Home Secretary Amber Rudd has claimed that the former chair of the child sexual abuse inquiry resigned from her position because she was “lonely” and that the probe proved “too much”.
Making her debut appearance in front of the influential home affairs select committee in Westminster Ms Rudd, citing a letter from Dame Lowell Goddard, said: “I think she went...because she found it too much for her, and although she could contribute to it and there was some good work done in the past year, ultimately she found it too lonely”
"She was a long way from home and she decided to step down," the Home Secretary added.
In a brief statement, released in August, Justice Goddard said the inquiry was beset with a “legacy of failure” and offered her resignation to the Ms Rudd. She was appointed as chair of the unprecedented inquiry, set up in 2014, by then-Home Secretary Theresa May after two previous chairs walked away from the role.

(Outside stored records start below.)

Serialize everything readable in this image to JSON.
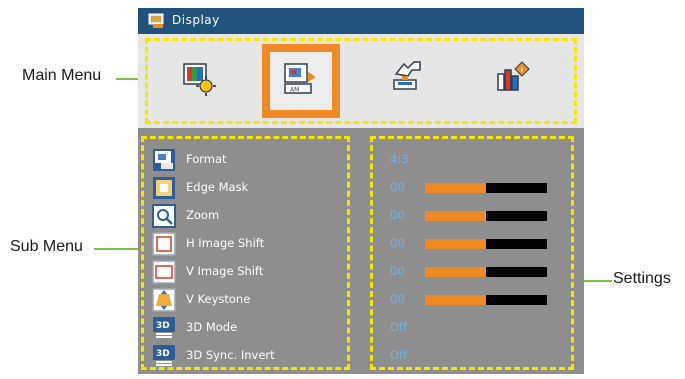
{
  "window": {
    "title": "Display"
  },
  "main_menu": {
    "items": [
      {
        "name": "image-menu-icon",
        "selected": false
      },
      {
        "name": "display-menu-icon",
        "selected": true
      },
      {
        "name": "setup-menu-icon",
        "selected": false
      },
      {
        "name": "options-menu-icon",
        "selected": false
      }
    ]
  },
  "sub_menu": {
    "items": [
      {
        "label": "Format",
        "value": "4:3",
        "icon": "format-icon",
        "level": null
      },
      {
        "label": "Edge Mask",
        "value": "00",
        "icon": "edge-mask-icon",
        "level": 0.5
      },
      {
        "label": "Zoom",
        "value": "00",
        "icon": "zoom-icon",
        "level": 0.5
      },
      {
        "label": "H Image Shift",
        "value": "00",
        "icon": "h-image-shift-icon",
        "level": 0.5
      },
      {
        "label": "V Image Shift",
        "value": "00",
        "icon": "v-image-shift-icon",
        "level": 0.5
      },
      {
        "label": "V Keystone",
        "value": "00",
        "icon": "v-keystone-icon",
        "level": 0.5
      },
      {
        "label": "3D Mode",
        "value": "Off",
        "icon": "3d-mode-icon",
        "level": null
      },
      {
        "label": "3D Sync. Invert",
        "value": "Off",
        "icon": "3d-sync-invert-icon",
        "level": null
      }
    ]
  },
  "callouts": {
    "main_menu": "Main Menu",
    "sub_menu": "Sub Menu",
    "settings": "Settings"
  },
  "colors": {
    "title_bar": "#20527c",
    "panel": "#8e8e8e",
    "highlight_dash": "#f5e600",
    "selection": "#ef8a27",
    "value_text": "#6fb4ea",
    "callout_line": "#7dc142"
  }
}
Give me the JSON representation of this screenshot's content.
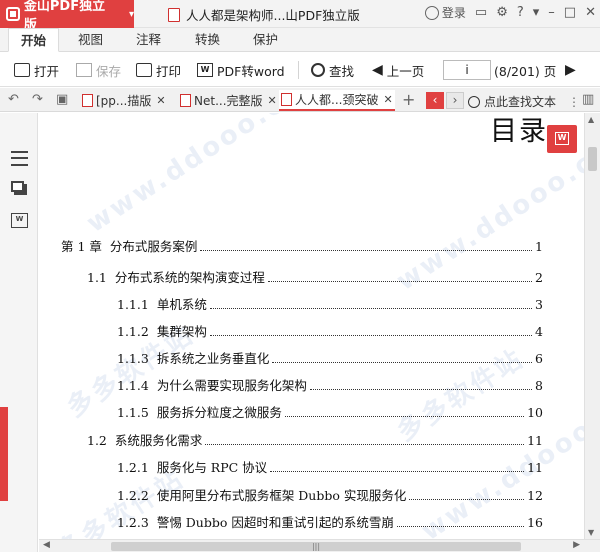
{
  "app": {
    "menu_button_label": "金山PDF独立版",
    "document_title": "人人都是架构师...山PDF独立版",
    "login_label": "登录"
  },
  "menu_tabs": [
    "开始",
    "视图",
    "注释",
    "转换",
    "保护"
  ],
  "toolbar": {
    "open_label": "打开",
    "save_label": "保存",
    "print_label": "打印",
    "pdf_to_word_label": "PDF转word",
    "find_label": "查找",
    "prev_page_label": "上一页",
    "page_input_value": "i",
    "page_count": "(8/201) 页"
  },
  "doc_tabs": [
    {
      "label": "[pp...描版"
    },
    {
      "label": "Net...完整版"
    },
    {
      "label": "人人都...颈突破"
    }
  ],
  "find_text_label": "点此查找文本",
  "page": {
    "heading": "目录",
    "toc": [
      {
        "num": "第 1 章",
        "title": "分布式服务案例",
        "page": "1"
      },
      {
        "num": "1.1",
        "title": "分布式系统的架构演变过程",
        "page": "2"
      },
      {
        "num": "1.1.1",
        "title": "单机系统",
        "page": "3"
      },
      {
        "num": "1.1.2",
        "title": "集群架构",
        "page": "4"
      },
      {
        "num": "1.1.3",
        "title": "拆系统之业务垂直化",
        "page": "6"
      },
      {
        "num": "1.1.4",
        "title": "为什么需要实现服务化架构",
        "page": "8"
      },
      {
        "num": "1.1.5",
        "title": "服务拆分粒度之微服务",
        "page": "10"
      },
      {
        "num": "1.2",
        "title": "系统服务化需求",
        "page": "11"
      },
      {
        "num": "1.2.1",
        "title": "服务化与 RPC 协议",
        "page": "11"
      },
      {
        "num": "1.2.2",
        "title": "使用阿里分布式服务框架 Dubbo 实现服务化",
        "page": "12"
      },
      {
        "num": "1.2.3",
        "title": "警惕 Dubbo 因超时和重试引起的系统雪崩",
        "page": "16"
      }
    ],
    "watermark_text": "www.ddooo.com",
    "watermark_text_cn": "多多软件站"
  },
  "colors": {
    "accent": "#e04040"
  }
}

Conservative MP Tim Loughton, who has stepped into the committee’s chair until a replacement for Keith Vaz is found, however, said the inquiry had refunded £2.5 million to the Home Office last year as it they had underspent on their budget."In that respect at least, her letter is factually incorrect and is a misrepresentation of the circumstances which may have led to her resignation," Mr Loughton added.
In August, the former committee chair Mr Vaz said it was not enough for the New Zealand high court judge to “resign and leave” and called for a thorough explanation in front of the committee panel. Mr Vaz added that the “only way” to move forward was to hear from Justice Goddard herself.

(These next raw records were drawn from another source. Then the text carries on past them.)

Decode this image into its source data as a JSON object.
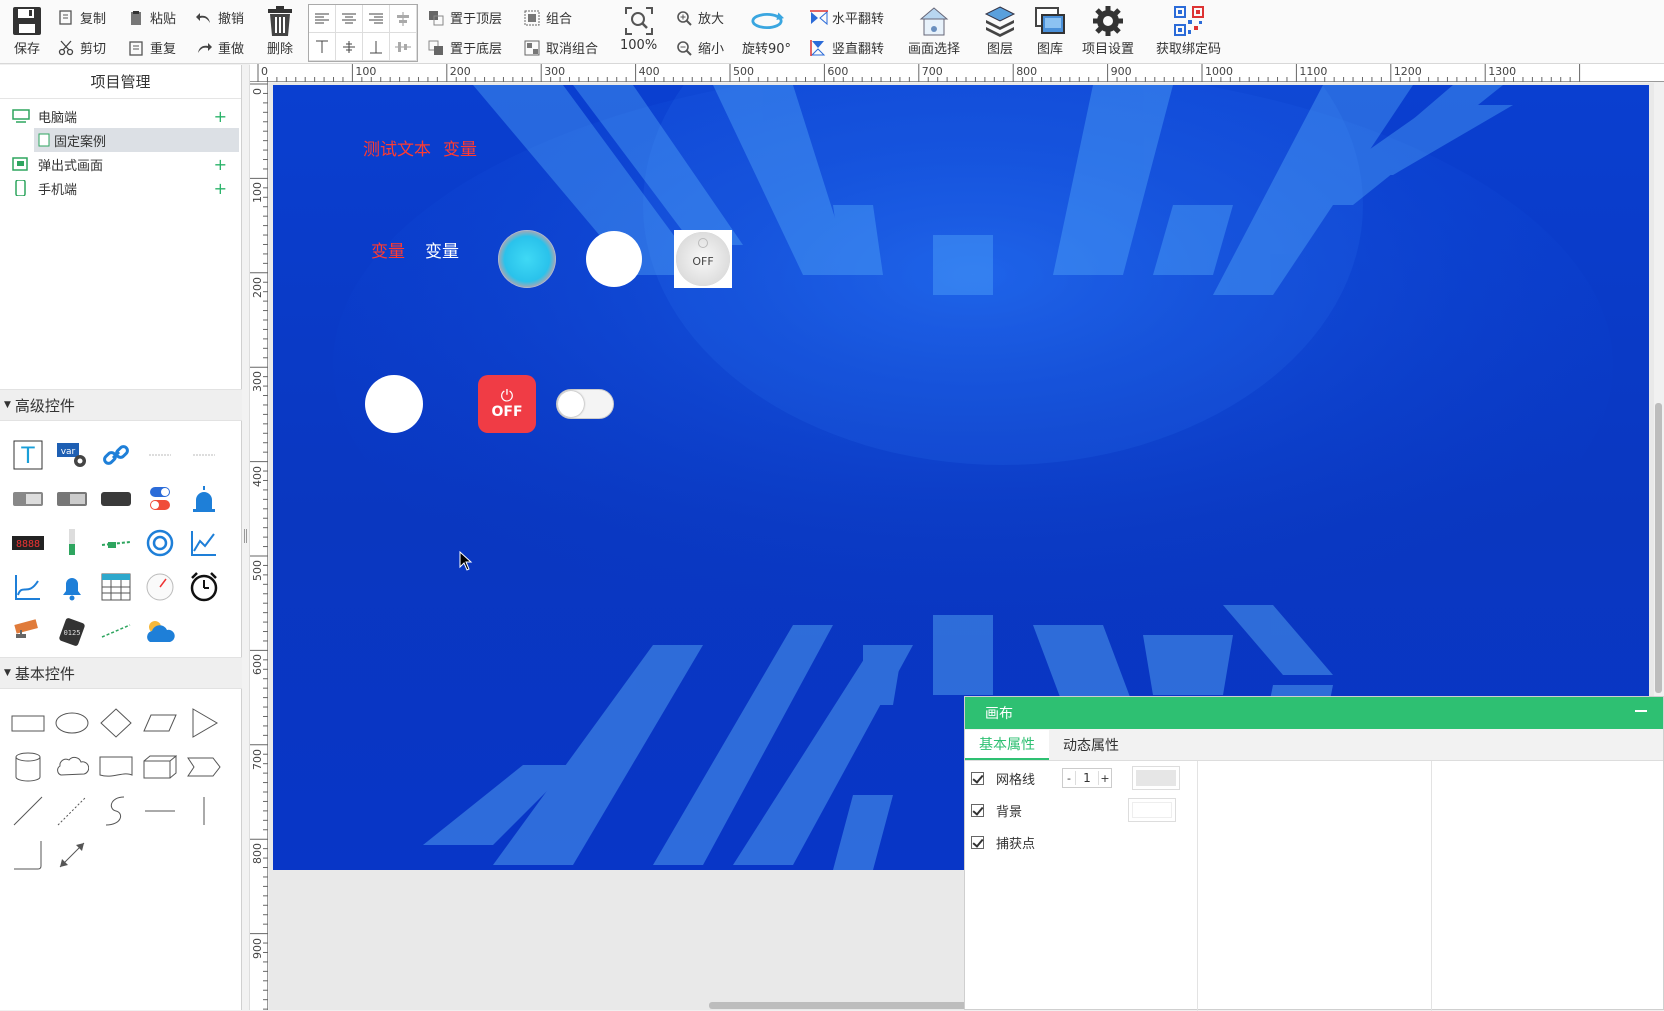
{
  "toolbar": {
    "save": "保存",
    "copy": "复制",
    "paste": "粘贴",
    "undo": "撤销",
    "cut": "剪切",
    "repeat": "重复",
    "redo": "重做",
    "delete": "删除",
    "bring_top": "置于顶层",
    "group": "组合",
    "send_bottom": "置于底层",
    "ungroup": "取消组合",
    "zoom_pct": "100%",
    "zoom_in": "放大",
    "zoom_out": "缩小",
    "rotate": "旋转90°",
    "flip_h": "水平翻转",
    "flip_v": "竖直翻转",
    "screen_select": "画面选择",
    "layers": "图层",
    "gallery": "图库",
    "project_settings": "项目设置",
    "get_bind_code": "获取绑定码"
  },
  "project": {
    "title": "项目管理",
    "items": [
      {
        "label": "电脑端",
        "plus": "+"
      },
      {
        "label": "固定案例"
      },
      {
        "label": "弹出式画面",
        "plus": "+"
      },
      {
        "label": "手机端",
        "plus": "+"
      }
    ]
  },
  "sections": {
    "advanced": "高级控件",
    "basic": "基本控件"
  },
  "ruler": {
    "h": [
      "0",
      "100",
      "200",
      "300",
      "400",
      "500",
      "600",
      "700",
      "800",
      "900",
      "1000",
      "1100",
      "1200",
      "1300"
    ],
    "v": [
      "0",
      "100",
      "200",
      "300",
      "400",
      "500",
      "600",
      "700",
      "800",
      "900"
    ]
  },
  "canvas": {
    "text1": "测试文本",
    "var1": "变量",
    "var2": "变量",
    "var3": "变量",
    "off_label": "OFF",
    "off_label2": "OFF"
  },
  "props": {
    "title": "画布",
    "tab_basic": "基本属性",
    "tab_dynamic": "动态属性",
    "gridline": "网格线",
    "gridline_value": "1",
    "minus": "-",
    "plus": "+",
    "background": "背景",
    "snap": "捕获点"
  },
  "colors": {
    "accent": "#2ec072",
    "canvas_bg": "#0a3fd0",
    "red_text": "#ff3b30"
  }
}
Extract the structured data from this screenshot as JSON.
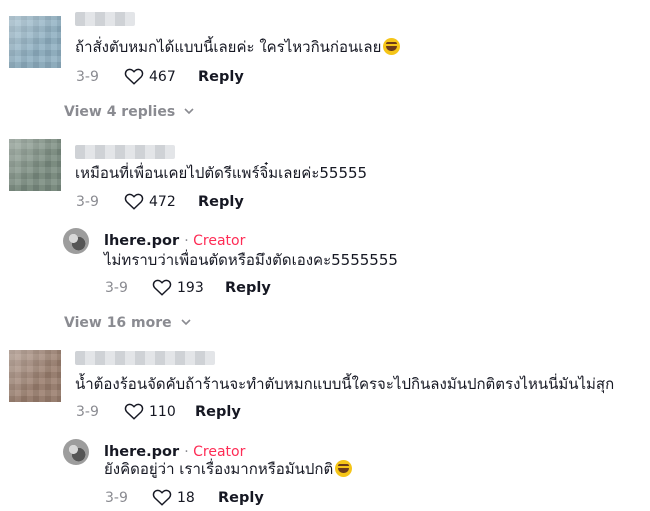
{
  "comments": [
    {
      "text": "ถ้าสั่งตับหมกได้แบบนี้เลยค่ะ ใครไหวกินก่อนเลย",
      "emoji": "grinning-squint-emoji",
      "date": "3-9",
      "likes": "467",
      "reply_label": "Reply",
      "view_replies": "View 4 replies"
    },
    {
      "text": "เหมือนที่เพื่อนเคยไปตัดรีแพร์จิ๋มเลยค่ะ55555",
      "date": "3-9",
      "likes": "472",
      "reply_label": "Reply",
      "reply": {
        "author": "lhere.por",
        "badge": "Creator",
        "text": "ไม่ทราบว่าเพื่อนตัดหรือมึงตัดเองคะ5555555",
        "date": "3-9",
        "likes": "193",
        "reply_label": "Reply"
      },
      "view_more": "View 16 more"
    },
    {
      "text": "น้ำต้องร้อนจัดคับถ้าร้านจะทำตับหมกแบบนี้ใครจะไปกินลงมันปกติตรงไหนนี่มันไม่สุก",
      "date": "3-9",
      "likes": "110",
      "reply_label": "Reply",
      "reply": {
        "author": "lhere.por",
        "badge": "Creator",
        "text": "ยังคิดอยู่ว่า เราเรื่องมากหรือมันปกติ",
        "emoji": "sweat-smile-emoji",
        "date": "3-9",
        "likes": "18",
        "reply_label": "Reply"
      }
    }
  ],
  "colors": {
    "creator": "#fe2c55",
    "muted": "#8a8b91",
    "text": "#161823"
  }
}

The new chair of the inquiry Professor Alexis Jay, a child protection expert, was named as Justice Goddard’s successor last month. In a statement, at the time of the resignation, Ms Rudd added: “I can confirm that Dame Lowell Goddard wrote to me today to offer her resignation as Chair of the Independent Inquiry into Child Sexual Abuse and I have accepted.
“I want to assure everyone with an interest in the inquiry, particularly victims and survivors, that the work of the inquiry will continue without delay and a new chair will be appointed.
“I would like to thank Dame Lowell Goddard for the contribution she has made in setting up the inquiry so that it may continue to go about its vital work.”
During the home affairs select committee session Ms Rudd also said that the Government was sticking with David Cameron’s “tens of thousands” migration target. But when asked how her department would achieve such a goal – following the Government’s decision to rule an Australian-style points system – Ms Rudd refused to be drawn.
She also repeated the Prime Minister’s comments that there was no need for a “running commentary” on the Brexit negotiations.